Читаем Неизвестный Юлиан Семёнов. Возвращение к Штирлицу полностью

ГОЛОС РОГМЮЛЛЕРА. Пистолет вы уже достать уже не сможете. Помните, вы говорили мне, что азиат, если он хочет убрать врага, поначалу сажает отравленный хмель, делает из него отравленное пиво и пьет его по каплям, чтобы приучить себя к яду. Потом приглашает к себе врага, принимает его как лучшего друга и угощает его отравленным пивом, пьет это пиво сам, но враг умирает, а он – жив, и никто не обвинит его в злодействе, потому что он тоже пил из этой же бутылки вместе с покойником. Ну а мы, бедные европейцы, продолжаем работать по старинке.

ДЖУРОВИЧ. Ты делаешь слишком щедрые подарки. Почему ты хочешь отдать мне этот материал? Ты на этом возьмешь (быстро считает в уме) как минимум сто пятьдесят тысяч четыреста сорок семь франков.

ЖУРНАЛИСТ. Почему именно сто пятьдесят тысяч четыреста сорок семь?

ДЖУРОВИЧ (посмеиваясь). Пожалуйста: цикл выступлений по радио с этой пленкой и комментарий к ней – десять тысяч. Так? Газеты – пятьдесят тысяч, если растянуть на двадцать номеров. Так? Интервью в пресс-клубе – история поиска, только ни в коем случае не зови итальянцев – все своруют и не уплатят ни гроша – еще тысяч десять. На восемьдесят тысяч четыреста сорок семь франков ты заключишь договор с издателями.

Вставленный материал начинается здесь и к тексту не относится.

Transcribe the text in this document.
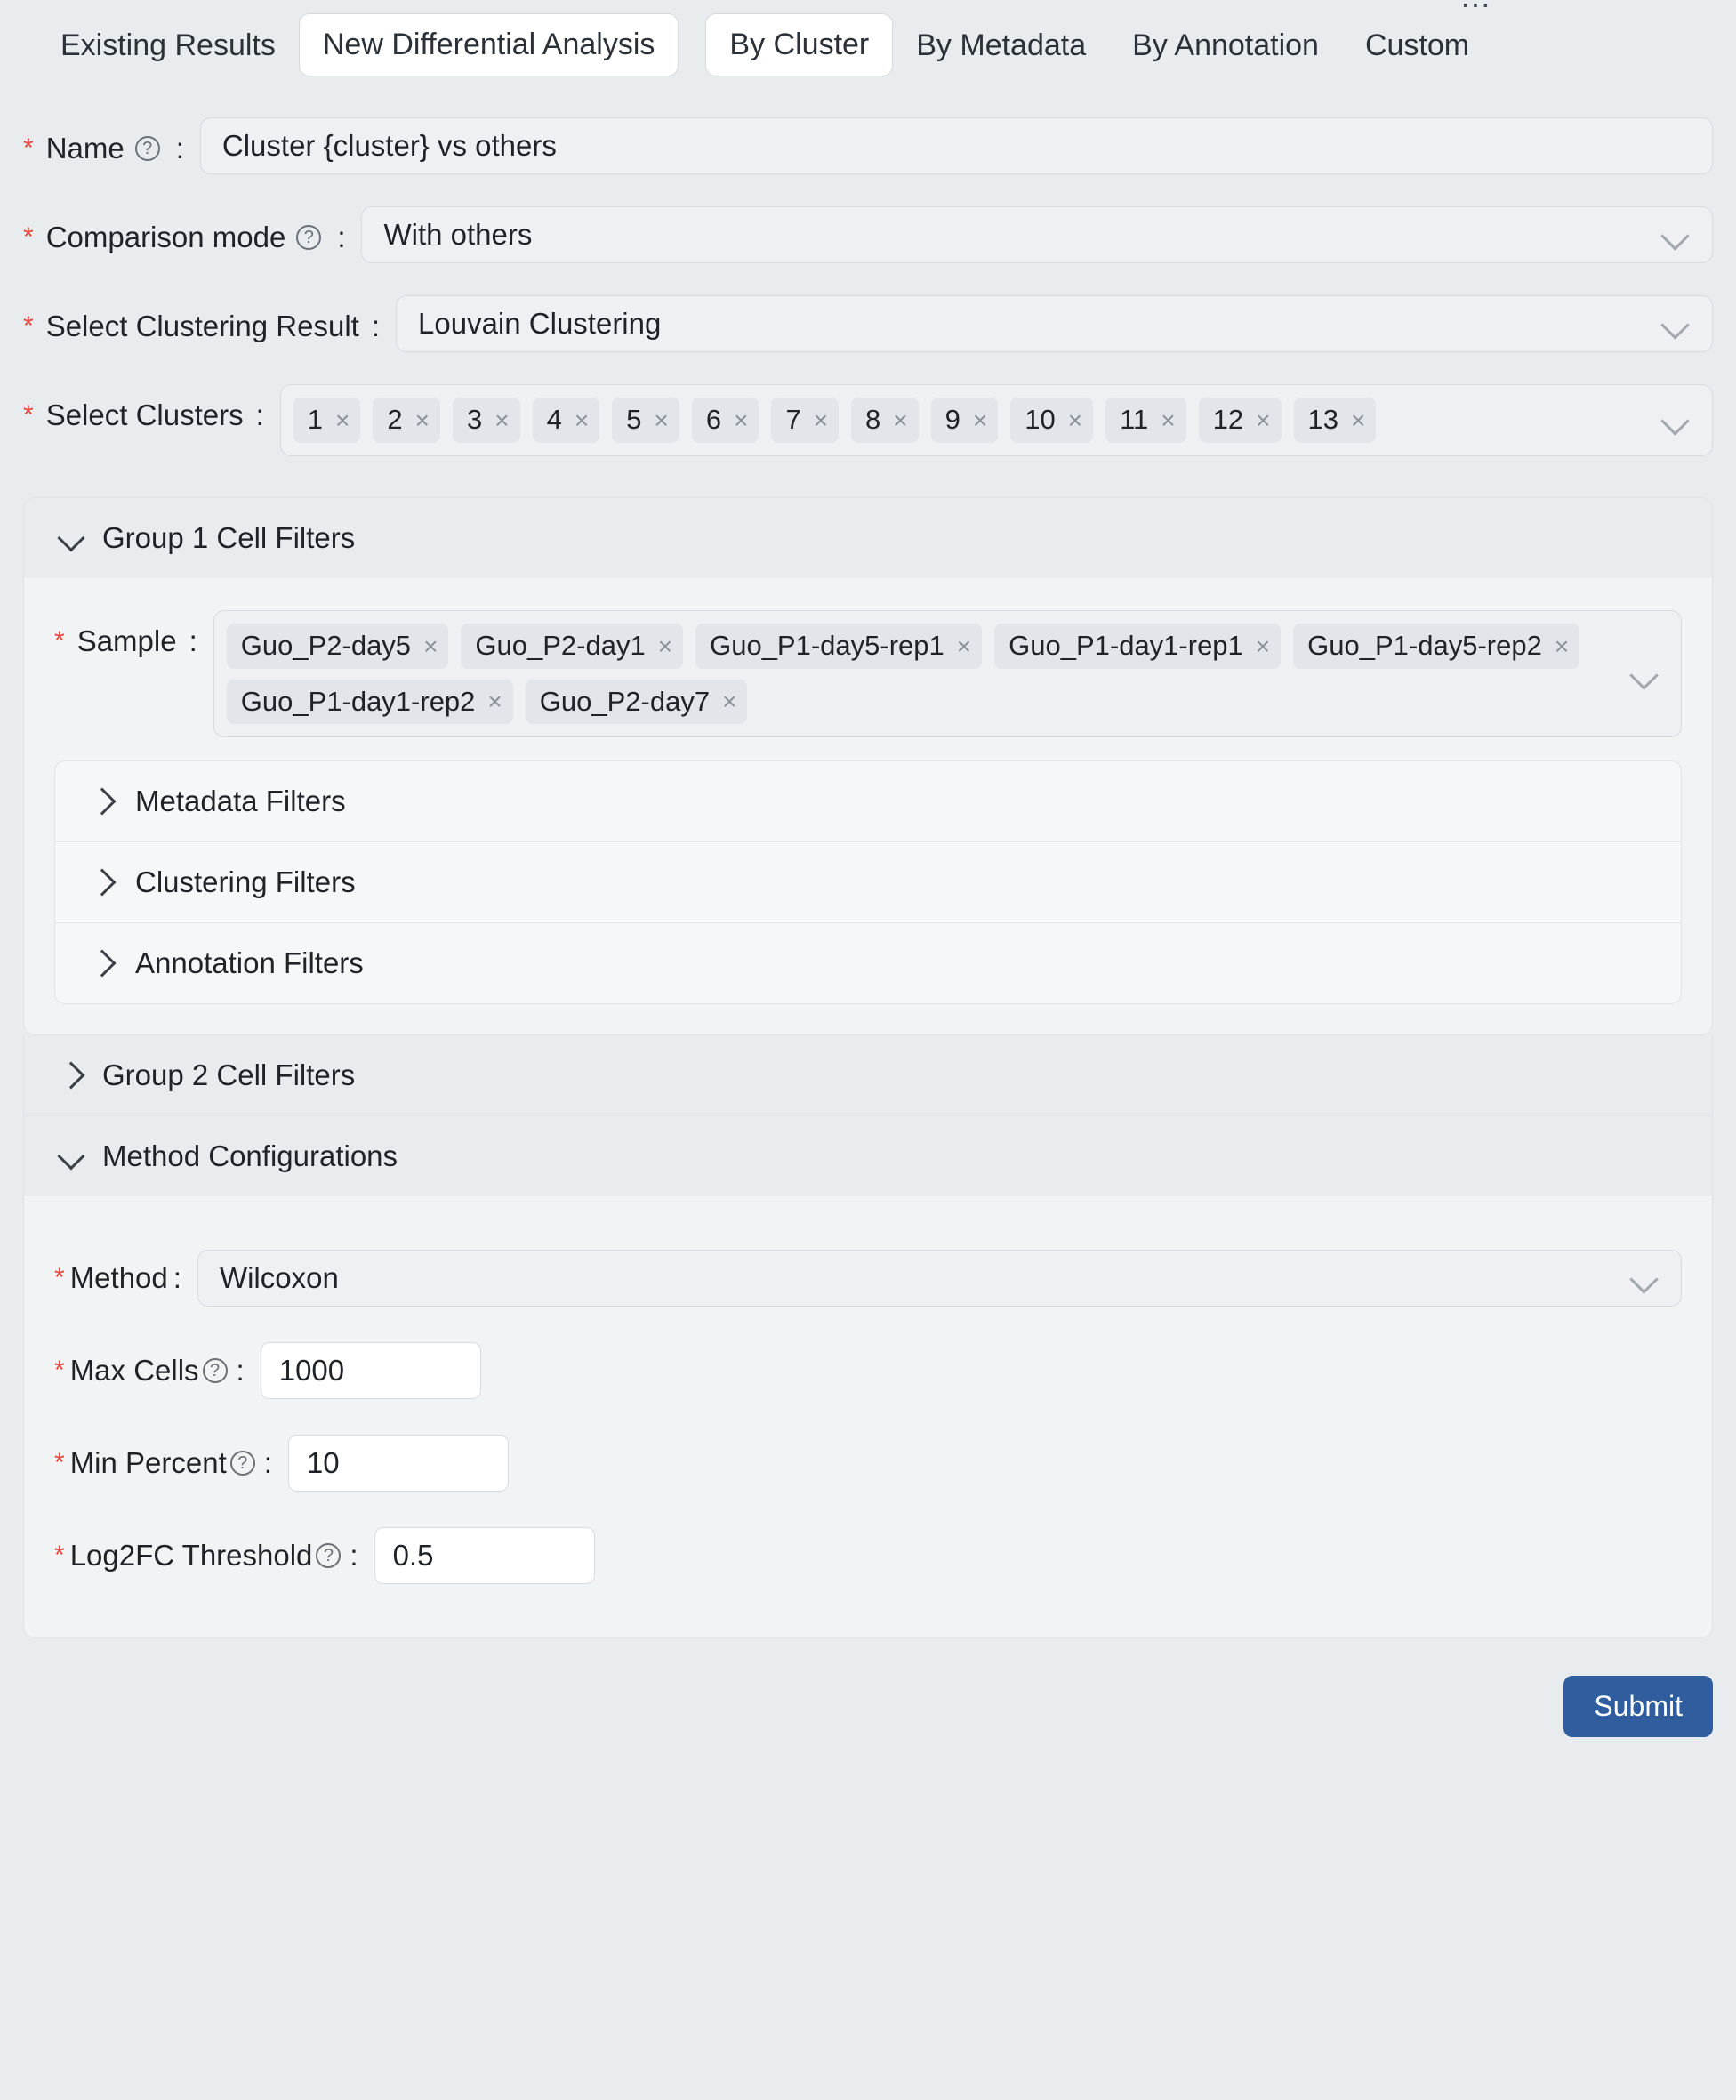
⋯
Existing Results	New Differential Analysis	By Cluster	By Metadata	By Annotation	Custom
* Name	? : Cluster {cluster} vs others
* Comparison mode	? : With others
* Select Clustering Result : Louvain Clustering
* Select Clusters : 1 × 2 × 3 × 4 × 5 × 6 × 7 × 8 × 9 × 10 × 11 × 12 × 13 ×
Group 1 Cell Filters
* Sample : Guo_P2-day5 × Guo_P2-day1 × Guo_P1-day5-rep1 × Guo_P1-day1-rep1 × Guo_P1-day5-rep2 ×
Guo_P1-day1-rep2 × Guo_P2-day7 ×
Metadata Filters
Clustering Filters
Annotation Filters
Group 2 Cell Filters
Method Configurations
* Method : Wilcoxon
* Max Cells ? : 1000
* Min Percent ? : 10
* Log2FC Threshold ? : 0.5
Submit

ЖУРНАЛИСТ. Почему именно четыреста сорок семь?

ДЖУРОВИЧ. Откуда я знаю, почему сорок семь?! Ну, придется уплатить своим людям, чтобы на пресс-конференциях задавали тебе вопросы, на которые надо давать героические ответы: побег от этого паренька из гестапо, история твоего выкупа из концлагеря, выстрелы из-за угла, попытка отравления, женщина, ну, понимаешь?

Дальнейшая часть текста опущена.